Il Comune di Boscoreale non paga l’Enel ed arriva un maxi decreto ingiuntivo. Non c’è pace per l’Amministrazione Diplomatico. A piazza Pace nelle scorse settimane è stato notificato un decreto ingiuntivo reso dal Tribunale di Torre Annunziata (5 marzo 2019 reso dal giudice Silvia Blasi), per ottenere il pagamento di euro 609.944,15 oltre interessi, spese legali+iva e cap relativi a fatture non pagate ad Enel Energia SPA, che successivamente ha ceduto il credito a Banca Farmafactoring Spa, istituto di credito specializzato nella gestione e nello smobilizzo dei crediti verso le pubbliche amministrazioni.

La società, in forza del contratto di cessione del credito risulta ora creditrice nei confronti del Comune di Boscoreale per tale importo. La società Enel in forza di un contratto sottoscritto con il comune di Boscoreale, si occupa della gestione e manutenzione di alcuni impianti di illuminazione installati sul territorio comunale e della fornitura di energia elettrica.

Il Comune non ha eseguito i pagamenti dovuti per le fatture insolute per le spese di energia. Il mancato pagamento per l’importo totale è stato fatto quindi oggetto di decreto ingiuntivo, promosso da Banca Farmafactoring Spa, cessionario del credito.

Dal comune di Boscoreale, ad oggi non è trapelato nulla sulle iniziative intraprese per fronteggiare la richiesta di pagamento. La cosa ha destato particolare sgomento tra la popolazione visto che arriva a pochi mesi di distanza dall’altra richiesta di pagamento di oltre 300.000 euro avanzata contro la società Ambiente Reale che Erremmenews ha puntualmente documentato.
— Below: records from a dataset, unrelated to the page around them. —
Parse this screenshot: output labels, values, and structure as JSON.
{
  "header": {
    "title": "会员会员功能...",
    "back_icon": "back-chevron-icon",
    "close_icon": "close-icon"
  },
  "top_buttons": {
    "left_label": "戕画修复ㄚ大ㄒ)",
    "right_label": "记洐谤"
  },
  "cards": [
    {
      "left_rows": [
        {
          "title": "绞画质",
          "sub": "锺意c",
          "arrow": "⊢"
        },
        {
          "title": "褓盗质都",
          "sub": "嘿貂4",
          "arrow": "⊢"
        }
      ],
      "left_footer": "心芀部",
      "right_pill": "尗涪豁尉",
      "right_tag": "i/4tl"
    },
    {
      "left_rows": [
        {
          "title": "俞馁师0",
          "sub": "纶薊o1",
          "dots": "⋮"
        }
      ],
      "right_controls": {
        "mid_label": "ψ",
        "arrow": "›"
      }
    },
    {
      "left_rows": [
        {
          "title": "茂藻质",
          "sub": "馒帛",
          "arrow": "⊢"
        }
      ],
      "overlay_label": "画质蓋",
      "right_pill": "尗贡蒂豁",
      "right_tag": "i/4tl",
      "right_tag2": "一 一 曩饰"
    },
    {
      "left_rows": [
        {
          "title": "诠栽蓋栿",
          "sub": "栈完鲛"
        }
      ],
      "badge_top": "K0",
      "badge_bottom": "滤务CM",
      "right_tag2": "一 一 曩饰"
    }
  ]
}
Ora, un altro colpo inferto alle già disastrate finanze comunali in considerazione del fatto che l’esecuzione del decreto ingiuntivo esporrebbe l’ente al pagamento di una somma monstre non disponibile allo stato sui capitoli del bilancio. In antitesi rispetto ai trionfalismi degli ultimi giorni, a nostro avviso poco giustificati, manifestati da noti esponenti dell’esecutivo Diplomatico, è proprio il caso di dire che sull’amministrazione sembra essere stata spenta la luce!